Don Julio is a favorite among locals, and it’s not hard to see why. Each cut of grass-fed beef is cooked over a grill by an expert asador and practically melts in your mouth. Just as satisfying as the fine dining, Buenos Aires’ street food scene is full of tasty and budget-friendly treats. Go ahead and get your fill of empanadas, choripan sandwiches, and copious amounts of chimichurri sauce.
While Paris may be the more well-known destination, Bordeaux is quickly becoming one of the best food cities to visit in France and in the world. Beyond just a wine lover’s paradise, Bordeaux is a captivating and diverse destination for all foodies alike. Find all the classic dishes that French cuisine is famously recognized for in this rising city.
Head to La Tupina for decadent confit de canard (duck confit) and pan-seared foie gras (duck or goose liver). Pair these dishes with a nice red Bordeaux for a match made in food heaven. Seafood is another must-try in this coastal city, with fresh catches coming in from the Atlantic daily. Le Petit Commerce serves heaping platters of fresh oysters, clams, mussels, shrimp, and langoustines every day. A glass of white Bordeaux, such as Sauvignon Blanc and Semillon, is the perfect pair for any seafood dish.
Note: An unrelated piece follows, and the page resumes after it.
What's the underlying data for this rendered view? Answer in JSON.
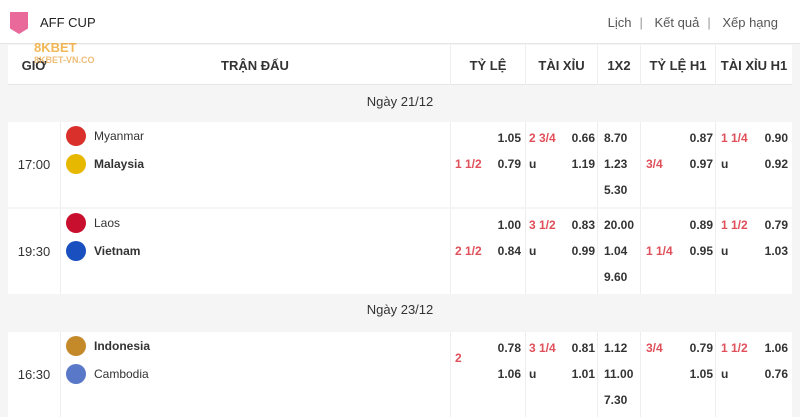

For those craving an unforgettable food experience, look no further than Tokyo. This city has more Michelin-starred restaurants than any other city in the world – 227 to be exact! Combining age-old traditions with modern innovation, Tokyo chefs are skilled masters at mixing the new and old into world-class creations. Whether you’re eating at a simple ramen shop or at a Michelin-starred sushi restaurant, you can expect a top-quality meal with the freshest, seasonal ingredients.
Be sure to visit the legendary Sukiyabashi Jiro headed by chef Jiro Ono, also featured in the popular documentary, Jiro Dreams of Sushi. Chef Jiro handmakes each piece of sushi himself and teaches guests the art of consuming sushi. It’s an authentic dining experience that you won’t soon forget. Not a big sushi fan? Head over to Tsuta instead — the world’s only Michelin-starred ramen restaurant. Tsuta makes its ramen in-house and uses a combination of chicken, beef, and hamaguri clams for its dashi broth. The shoyu ramen is the most popular choice here, but you can’t go wrong with their seasonal specials like tsukemen (dipping ramen).
If you’ve never thought about visiting Marrakech before, you’re going to want to book a flight after this. Drawing its culinary influences from France, Africa, and the Middle East, Marrakech has some of the world’s most diverse cuisines. This city is filled with aromatic spices and unique flavor combinations. It’s the perfect destination for adventurous foodies looking to try something new.
Street food is an essential part of Moroccan culture, and there’s no better place for it than the Jemma el Fna square. Here, you’ll find an interesting mix between traditional kebabs and couscous and not-so-ordinary dishes like sheep head and snail soup. When you’re roaming down these streets, grab a bite of b’stilla (pigeon pie), harira (lentil, chickpea, and lamb soup), and makouda with harissa sauce (deep-fried potato balls). After you’ve had your fill of street food snacks, visit Al Fassia Aguedal for some Moroccan home cooking. Enjoy traditional dishes like tagine (chicken, lamb, or beef clay pot) and the signature roasted lamb shoulder.
Tasting local cuisines is one of the best parts of traveling internationally. Make sure to add some of these top restaurants to your foodie destinations and experience what it’s like to eat like a local wherever you go.